Cet INSTI en suspension de nanoparticules est capable, on le sait, de protéger les macaques de l’infection à SIV inoculé par voie rectale ou vaginale. Peut-il faire  mieux ? Oui, à 50 mg/kg IM monodose protège à 100%, jugé à 17 semaines, d’un challenge SIV intraveineux à J15 ; même si dans les autres bras (deux doses à 50 ou une dose à 25 et une dose à 50) il y a eu 3 échecs en tout. Plus de 85% de protection, c’est le niveau d’une PrEP orale. Dans 10 ans le safe ball hero/cabo sera-t-il à la mode ?

-       ÉCLAIR : 1 LATTE : 1

En association à la Rilpivirine LA, en IM aussi, les réactions locales sont quasi-constantes (plus de 90%), mais sans entrainer d’arrêts importants, avec, nous sommes en curatif, 91% des patients à moins de 200 copies à 32 semaines.
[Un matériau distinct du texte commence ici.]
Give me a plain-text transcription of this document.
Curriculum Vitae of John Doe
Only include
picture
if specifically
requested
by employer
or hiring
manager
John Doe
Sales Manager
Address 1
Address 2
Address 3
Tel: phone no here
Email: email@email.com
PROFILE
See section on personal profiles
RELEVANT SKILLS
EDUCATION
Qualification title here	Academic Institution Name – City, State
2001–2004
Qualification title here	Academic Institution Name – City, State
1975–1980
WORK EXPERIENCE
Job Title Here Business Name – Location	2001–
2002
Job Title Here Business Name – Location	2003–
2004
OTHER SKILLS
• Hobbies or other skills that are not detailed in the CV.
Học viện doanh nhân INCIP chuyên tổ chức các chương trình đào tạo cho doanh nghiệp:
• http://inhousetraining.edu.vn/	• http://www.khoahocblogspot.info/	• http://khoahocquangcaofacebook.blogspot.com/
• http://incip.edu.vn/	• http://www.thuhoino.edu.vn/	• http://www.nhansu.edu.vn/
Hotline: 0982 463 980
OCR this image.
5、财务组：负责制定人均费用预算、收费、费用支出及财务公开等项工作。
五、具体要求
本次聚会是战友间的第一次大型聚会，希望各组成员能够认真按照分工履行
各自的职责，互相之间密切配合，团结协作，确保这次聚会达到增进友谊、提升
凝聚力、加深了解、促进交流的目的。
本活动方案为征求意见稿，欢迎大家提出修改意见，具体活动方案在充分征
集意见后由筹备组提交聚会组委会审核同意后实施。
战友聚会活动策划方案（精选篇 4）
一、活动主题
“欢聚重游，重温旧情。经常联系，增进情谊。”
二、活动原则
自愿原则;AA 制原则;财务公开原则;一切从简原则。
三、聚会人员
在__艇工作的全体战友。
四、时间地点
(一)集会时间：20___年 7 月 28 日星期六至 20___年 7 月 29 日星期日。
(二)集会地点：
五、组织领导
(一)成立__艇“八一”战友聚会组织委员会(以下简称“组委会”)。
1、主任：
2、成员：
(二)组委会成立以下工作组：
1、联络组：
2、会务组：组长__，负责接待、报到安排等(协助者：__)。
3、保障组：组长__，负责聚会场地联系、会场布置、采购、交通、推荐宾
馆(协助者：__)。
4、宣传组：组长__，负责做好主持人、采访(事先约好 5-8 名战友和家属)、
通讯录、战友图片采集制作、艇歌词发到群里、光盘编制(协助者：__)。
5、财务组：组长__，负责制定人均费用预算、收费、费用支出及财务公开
Les échecs survenus dès le premier mois n’ont pas créé de résistance et l’efficacité a été jugée comparable au bras contrôle oral (cabotégravir-ABC/3TC).

-       ECLAIR : 1 LATTE : 2

En monothérapie, 4 semaines de leading oral suivie de 800mg IM  tous les 3 mois montrent que seuls, c’est mieux, 59% des 127 patients ont présenté une réaction au point d’injection (durée médiane : 3 jours), qui semble diminuer avec les cycles, mais les trois-quarts préfèrent cette voie par rapport aux comprimés. Plus embêtant, les 3 épisodes d’AE (neutropénie, rhabdomyolyse et asthénie) certes réversibles, mais après arrêt du traitement, les 23% de céphalées et la variabilité pharmacodynamique qui fait que tous les patients n’atteignent pas la cible (une séroconversion…) de 4x PA-IC90 incitant à privilégier 600mg toutes les 2 mois pour les études de phases 3.

Finissons avec le pipeline anti-HIV de BMS cédé à ViiV en décembre…

-       BMS-98619 (tout est une  adnectine, courte portion de la fibronectine humaine, qui modifiée porte une activité anti- gp41 (EC50 à 8,5nM) à une extrémité, une activité anti-gp120 (EC50 à 5,4) de l’autre et, enfin !, un inhibiteur de fusion (pour améliorer la barrière de résistance, son EC50 n’est que de 0,4) coté gp-41 et pour finir le bricolage une fusion avec une molécule d’albumine pour augmenter la demi-vie (qui atteint 30 h fait baisser l’EC50 de 0,27, une broutille !)… Malgré tout ce trafic, les différents effets semblent synergiques et la combinaison a une EC50 supérieure à 30 ! BMS vient donc d’inventer la trithérapie fonctionnelle, non plus en STR mais en SMR (Single Molecule Regimen*, néologisme déposé). Potentiellement séduisant si le développement, en sous-cutané, ne montre pas de limite (immunogénicité, diffusion, toxicité…). On attend la suite avec impatience.

MSD :

-       Le MK-8591 est un NRTTI dont la particularité est que son anabolite triphospaté MK-8591-TP, présente une demi-vie intracellulaire (PBMC) très longue. Chez le macaque infecté par le SIV des doses hebdomadaires orales de 3,9 à 18,2 mg/kg diminuent la virémie de 2 log et ils restent indétectables pendant plus de 7 jours. Chez l’homme une dose de 10 mg per os suffit à maintenir pendant plus de 7 jours (demi-vie : 160h) un taux supérieur au taux efficace chez l’animal, et chez le naïf baisse de 1,67 log la charge virale à J6 sans rebond à J10. Quant à la voie parentérale une formulation parentérale maintient ces taux pendant plus de 6 mois. L’hypothèse de 1 an a été murmurée...

3RTI

-       L’UCLA propose un film polymère de polycaprolactone biodegradable à implanter en sous-cutané qui sert de réservoir et délivre progressivement du Tenofovir Alafenimide Fumarate (TAF). La surface du film, et l’épaisseur jusqu’à 15 µm, sont linéairement corrélées au taux de libération et le TAF reste stable délivrant encore 2,2 mg/j à J60 et 1,2 à J90. Reste à voir in vivo….

GSK

-       Sur le modèle macaque/SIV le GSK1265744, nouvel anti-intégrase, a montré son efficacité dans sa formulation LA. Il s’agissait ici de vérifier ces données sur un panel de pseudo-virus recombinant à partir de 20 clades (A1, AE, B, C and D) issus de souches cliniques puis sur 2 virus résistant au raltégravir (mutation G140S ou Q148H et E92Q ou N155H). Résultats concluants ! Un nouveau LA arrive.

Conclusion (du jour) : l’argument marketing d’avenir c’est le LA, oubliez le STR, ringard !, en attendant le LA/SMR. Reste qu’il s’agit d’outils probablement très puissants concernant tant la pardonnance que l’observance. A consommer, quand ils seront à maturité sans modération tant en PrEP qu'en TASP.